1. Calculate the deceleration (negative acceleration) of the car using the frictional force and the mass of the car.
- Frictional force = 0.8 times the weight of the car = 0.8 * (mass of the car * acceleration due to gravity)
- Weight of the car = mass of the car * acceleration due to gravity (9.8 m/s^2)
- Deceleration (a) = Frictional force / mass of the car (since the force is in the opposite direction of motion)
2. Use the initial velocity (v = 28 m/s) and the deceleration (a) to calculate the distance (s) travelled before the car stops.

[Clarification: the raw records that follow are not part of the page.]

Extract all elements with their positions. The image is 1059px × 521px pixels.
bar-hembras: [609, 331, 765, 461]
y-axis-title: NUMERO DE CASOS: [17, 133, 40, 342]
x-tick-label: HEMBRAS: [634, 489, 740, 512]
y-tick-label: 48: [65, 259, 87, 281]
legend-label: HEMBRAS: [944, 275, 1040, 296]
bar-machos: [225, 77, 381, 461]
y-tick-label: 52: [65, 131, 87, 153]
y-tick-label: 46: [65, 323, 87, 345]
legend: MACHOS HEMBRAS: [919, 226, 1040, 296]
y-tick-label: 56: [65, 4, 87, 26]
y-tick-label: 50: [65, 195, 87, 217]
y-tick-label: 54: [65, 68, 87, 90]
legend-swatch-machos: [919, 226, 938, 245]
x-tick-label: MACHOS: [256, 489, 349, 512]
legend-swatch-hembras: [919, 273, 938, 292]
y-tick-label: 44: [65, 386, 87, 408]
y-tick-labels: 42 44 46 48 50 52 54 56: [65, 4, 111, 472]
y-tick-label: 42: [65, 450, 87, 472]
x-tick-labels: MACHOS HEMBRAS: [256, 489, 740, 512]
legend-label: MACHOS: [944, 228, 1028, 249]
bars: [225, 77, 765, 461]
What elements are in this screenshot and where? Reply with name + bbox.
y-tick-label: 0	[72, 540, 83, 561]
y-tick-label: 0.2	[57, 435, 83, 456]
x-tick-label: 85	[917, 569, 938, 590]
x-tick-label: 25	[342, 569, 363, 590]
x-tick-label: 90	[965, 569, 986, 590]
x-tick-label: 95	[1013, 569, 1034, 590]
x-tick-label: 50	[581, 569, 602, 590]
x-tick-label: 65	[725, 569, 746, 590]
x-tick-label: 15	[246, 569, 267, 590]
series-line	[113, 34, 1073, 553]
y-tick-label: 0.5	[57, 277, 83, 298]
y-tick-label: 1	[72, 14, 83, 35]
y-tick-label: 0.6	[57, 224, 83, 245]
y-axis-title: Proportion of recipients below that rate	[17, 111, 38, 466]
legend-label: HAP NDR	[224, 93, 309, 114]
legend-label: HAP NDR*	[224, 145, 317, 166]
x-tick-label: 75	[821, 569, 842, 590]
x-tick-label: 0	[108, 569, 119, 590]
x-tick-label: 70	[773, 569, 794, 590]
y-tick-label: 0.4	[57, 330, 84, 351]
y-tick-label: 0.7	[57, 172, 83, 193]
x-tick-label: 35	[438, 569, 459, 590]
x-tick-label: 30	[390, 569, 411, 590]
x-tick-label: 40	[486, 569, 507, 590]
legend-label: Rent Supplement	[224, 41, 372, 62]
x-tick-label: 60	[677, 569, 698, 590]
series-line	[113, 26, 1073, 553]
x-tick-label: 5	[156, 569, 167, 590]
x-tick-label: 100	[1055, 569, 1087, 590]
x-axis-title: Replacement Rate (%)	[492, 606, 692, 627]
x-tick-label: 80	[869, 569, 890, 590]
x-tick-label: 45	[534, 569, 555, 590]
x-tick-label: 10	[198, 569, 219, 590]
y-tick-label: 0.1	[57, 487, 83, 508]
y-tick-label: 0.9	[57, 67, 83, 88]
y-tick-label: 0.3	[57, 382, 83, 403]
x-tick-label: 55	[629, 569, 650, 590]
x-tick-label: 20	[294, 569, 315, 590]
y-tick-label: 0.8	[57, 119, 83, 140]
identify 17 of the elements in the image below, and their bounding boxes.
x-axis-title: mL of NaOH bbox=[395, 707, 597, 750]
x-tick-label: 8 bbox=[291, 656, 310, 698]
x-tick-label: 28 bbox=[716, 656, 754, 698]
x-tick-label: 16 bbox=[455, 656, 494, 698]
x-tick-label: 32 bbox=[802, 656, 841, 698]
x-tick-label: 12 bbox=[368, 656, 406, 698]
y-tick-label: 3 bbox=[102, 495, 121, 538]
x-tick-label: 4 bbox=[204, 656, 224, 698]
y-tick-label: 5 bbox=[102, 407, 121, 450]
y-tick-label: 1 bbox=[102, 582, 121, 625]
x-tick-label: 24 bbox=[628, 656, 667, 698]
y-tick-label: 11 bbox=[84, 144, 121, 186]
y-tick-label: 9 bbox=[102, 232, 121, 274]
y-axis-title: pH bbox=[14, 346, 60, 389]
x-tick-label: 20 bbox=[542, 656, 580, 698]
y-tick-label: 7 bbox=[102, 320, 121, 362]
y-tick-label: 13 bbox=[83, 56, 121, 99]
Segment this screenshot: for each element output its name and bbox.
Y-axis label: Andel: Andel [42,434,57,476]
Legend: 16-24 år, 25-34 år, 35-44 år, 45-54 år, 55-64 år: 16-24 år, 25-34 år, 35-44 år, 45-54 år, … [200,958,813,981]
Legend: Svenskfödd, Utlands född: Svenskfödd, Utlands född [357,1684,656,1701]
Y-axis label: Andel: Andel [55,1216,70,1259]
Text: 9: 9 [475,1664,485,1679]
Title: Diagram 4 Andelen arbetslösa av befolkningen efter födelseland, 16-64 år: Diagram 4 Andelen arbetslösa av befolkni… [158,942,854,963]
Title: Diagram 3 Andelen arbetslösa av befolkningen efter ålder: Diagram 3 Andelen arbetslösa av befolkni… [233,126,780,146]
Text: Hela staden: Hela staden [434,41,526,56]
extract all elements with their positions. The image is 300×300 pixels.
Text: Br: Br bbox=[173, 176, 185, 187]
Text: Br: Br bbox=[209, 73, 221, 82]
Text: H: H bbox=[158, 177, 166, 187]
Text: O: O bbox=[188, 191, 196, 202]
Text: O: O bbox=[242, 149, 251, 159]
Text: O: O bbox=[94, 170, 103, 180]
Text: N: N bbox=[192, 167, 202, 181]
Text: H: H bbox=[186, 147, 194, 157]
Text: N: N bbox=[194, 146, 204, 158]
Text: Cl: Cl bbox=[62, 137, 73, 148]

- Use the equation: v^2 = u^2 + 2as
where v = final velocity (0 m/s since the car stops), u = initial velocity (28 m/s), a = deceleration, and s = distance. Rearranging the equation:
s = (v^2 - u^2) / (2a)
Let's plug in the values and calculate the distance:
1. Deceleration:
Frictional force = 0.8 * (1300 kg * 9.8 m/s^2) = 10144 N
Deceleration (a) = Frictional force / mass of the car = 10144 N / 1300 kg = 7.803 m/s^2
2. Distance:
s = (0^2 - 28^2) / (2 * -7.803)
= (0 - 784) / (-15.606)
= (-784) / (-15.606)
= 50.267 m
So, the car will travel approximately 50.267 meters before it comes to a complete stop.
Therefore, the correct answer is around 50.267 meters, not 199.796 meters.